À l'exception de la loi espagnole, qui établit le lien de filiation entre l'homme décédé et l'enfant si l'insémination ou le transfert d'embryons post mortem ont lieu moins de douze mois après le décès, les textes ne règlent pas cette question. La filiation des enfants ainsi nés doit donc être établie par voie judiciaire. C'est notamment le cas au Royaume-Uni, qui a pourtant adopté une loi spécifique sur ce sujet en 2003 : désormais, en cas de procréation post mortem , certaines données d'état civil relatives au mari (ou au compagnon) de la mère peuvent être enregistrées, mais cette disposition, purement symbolique, n'a aucune conséquence juridique.

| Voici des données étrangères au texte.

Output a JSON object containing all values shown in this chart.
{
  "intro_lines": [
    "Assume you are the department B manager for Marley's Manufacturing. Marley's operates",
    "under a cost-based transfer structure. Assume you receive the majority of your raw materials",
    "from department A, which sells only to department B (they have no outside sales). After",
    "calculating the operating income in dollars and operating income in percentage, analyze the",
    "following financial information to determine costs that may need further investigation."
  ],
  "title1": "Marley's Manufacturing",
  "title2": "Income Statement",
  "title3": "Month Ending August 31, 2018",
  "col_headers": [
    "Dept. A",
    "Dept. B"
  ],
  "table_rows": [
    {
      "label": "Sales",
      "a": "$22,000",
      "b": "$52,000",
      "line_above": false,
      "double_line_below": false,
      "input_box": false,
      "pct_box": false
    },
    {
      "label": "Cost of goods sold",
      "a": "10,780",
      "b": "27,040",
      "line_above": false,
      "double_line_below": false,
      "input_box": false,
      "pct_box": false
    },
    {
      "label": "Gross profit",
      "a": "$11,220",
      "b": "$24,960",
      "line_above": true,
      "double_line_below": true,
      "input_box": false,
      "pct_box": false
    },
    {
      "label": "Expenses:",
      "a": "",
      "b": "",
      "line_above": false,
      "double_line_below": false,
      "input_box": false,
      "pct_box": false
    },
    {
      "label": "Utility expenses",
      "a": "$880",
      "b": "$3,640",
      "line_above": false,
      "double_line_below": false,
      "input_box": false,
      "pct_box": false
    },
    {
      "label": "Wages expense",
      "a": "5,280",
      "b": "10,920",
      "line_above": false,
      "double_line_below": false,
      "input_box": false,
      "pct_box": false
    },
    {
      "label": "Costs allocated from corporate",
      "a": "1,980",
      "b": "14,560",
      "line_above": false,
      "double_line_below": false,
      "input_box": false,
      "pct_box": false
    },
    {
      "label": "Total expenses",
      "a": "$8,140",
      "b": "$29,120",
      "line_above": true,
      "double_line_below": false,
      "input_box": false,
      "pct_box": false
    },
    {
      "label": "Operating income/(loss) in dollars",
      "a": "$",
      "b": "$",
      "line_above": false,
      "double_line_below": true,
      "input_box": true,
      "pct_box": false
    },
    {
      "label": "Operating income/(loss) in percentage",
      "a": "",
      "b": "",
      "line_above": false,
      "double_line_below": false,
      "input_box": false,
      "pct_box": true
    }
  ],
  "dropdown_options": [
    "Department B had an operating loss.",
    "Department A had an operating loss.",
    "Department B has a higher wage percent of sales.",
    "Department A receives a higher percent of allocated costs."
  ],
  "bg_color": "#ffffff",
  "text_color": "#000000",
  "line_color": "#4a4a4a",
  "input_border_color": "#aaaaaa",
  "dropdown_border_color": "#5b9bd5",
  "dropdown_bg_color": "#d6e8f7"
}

Sur proposition du rapporteur pour avis de la commission des lois, d'Anne-Marie Payet et de Marie-Thérèse Hermange, et après un long débat, la commission a décidé de supprimer cet article. A l'appui de cette décision, il a notamment fait valoir que l'intérêt de l'enfant n'était pas de naître orphelin.

En outre, selon le rapporteur de la commission des lois, autoriser le transfert post mortem d'embryon entraînerait la remise en cause de principes fondateurs du droit de la bioéthique, du droit de la famille et du droit des successions.

Votre commission a supprimé cet article.